Über weitere Öffnungsstrategien wollen Kanzlerin und Ministerpräsidenten nun am 3. März sprechen. Dann soll auch der Handel unter bestimmten Bedingungen wieder öffnen können. Einem Berufszweig kam die Runde allerdings am Dienstag schon entgegen: den Friseuren. Vom 1. März an sollen die Salons wieder öffnen können. Innenminister Horst Seehofer hatte diese Debatte schon vor einigen Tagen angestoßen - und zwar nicht aus persönlichen Gründen, sondern mit dem Hinweis darauf, dass sich der Schwarzmarkt in dieser Branche zu einem Problem entwickelt habe, auch was die Ansteckungsgefahr betreffe.

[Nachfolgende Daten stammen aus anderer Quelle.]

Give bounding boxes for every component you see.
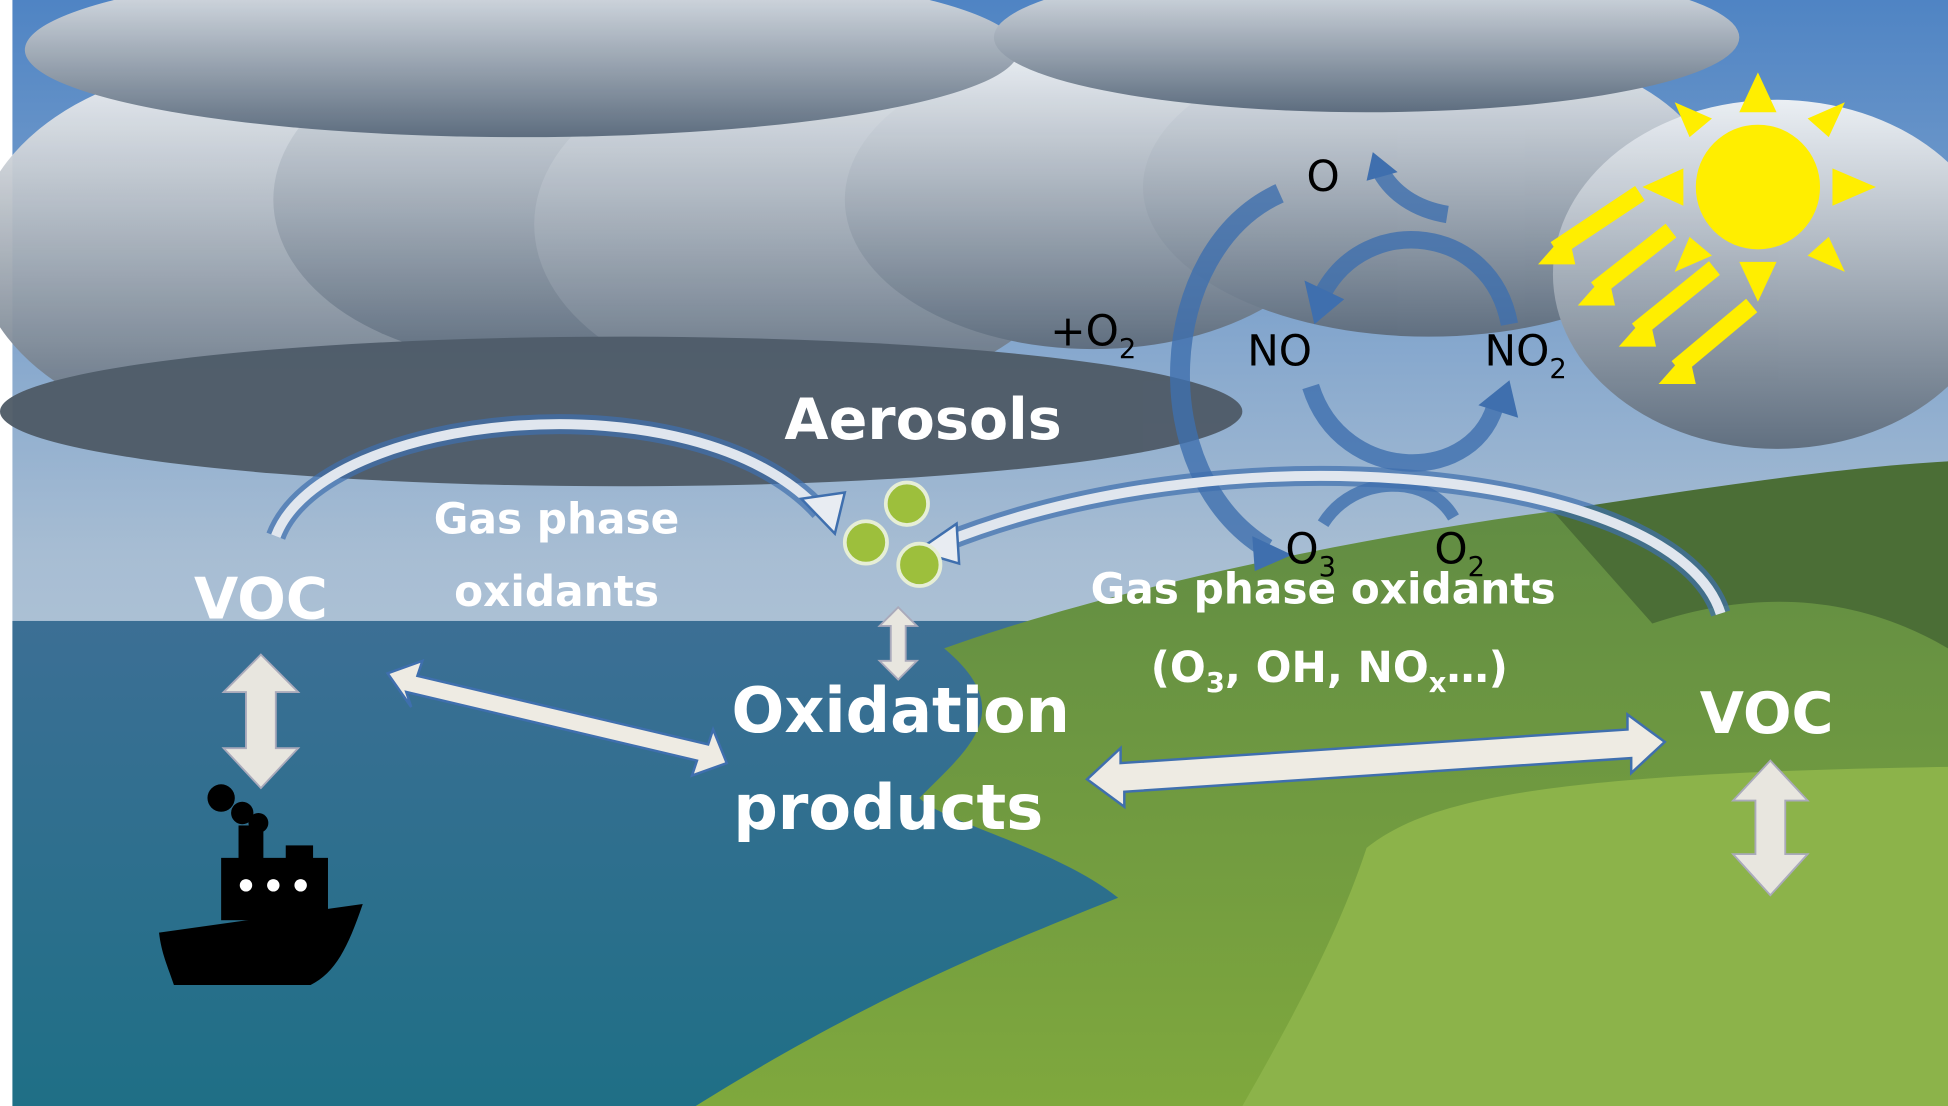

Michael Müller sagt zu dem Beschluss, vor allem Menschen, die sich nicht selbst versorgen könnten, bräuchten mit den Haaren Hilfe aus hygienischen Gründen. Markus Söder, Bayerns Regierungschef und stellvertretender Vorsitzender der Ministerpräsidentenkonferenz, geht noch weiter. Die Entscheidung habe auch mit Würde zu tun. Und dann formuliert Söder einen Satz zum Vorteil geschnittener Haare, der in seiner Bildhaftigkeit wie gemacht erscheint für die Geschichtsbücher zur Corona-Pandemie: "Es spielt eine Rolle für viele Menschen in dieser Pandemie, sich selber auch wiederzufinden."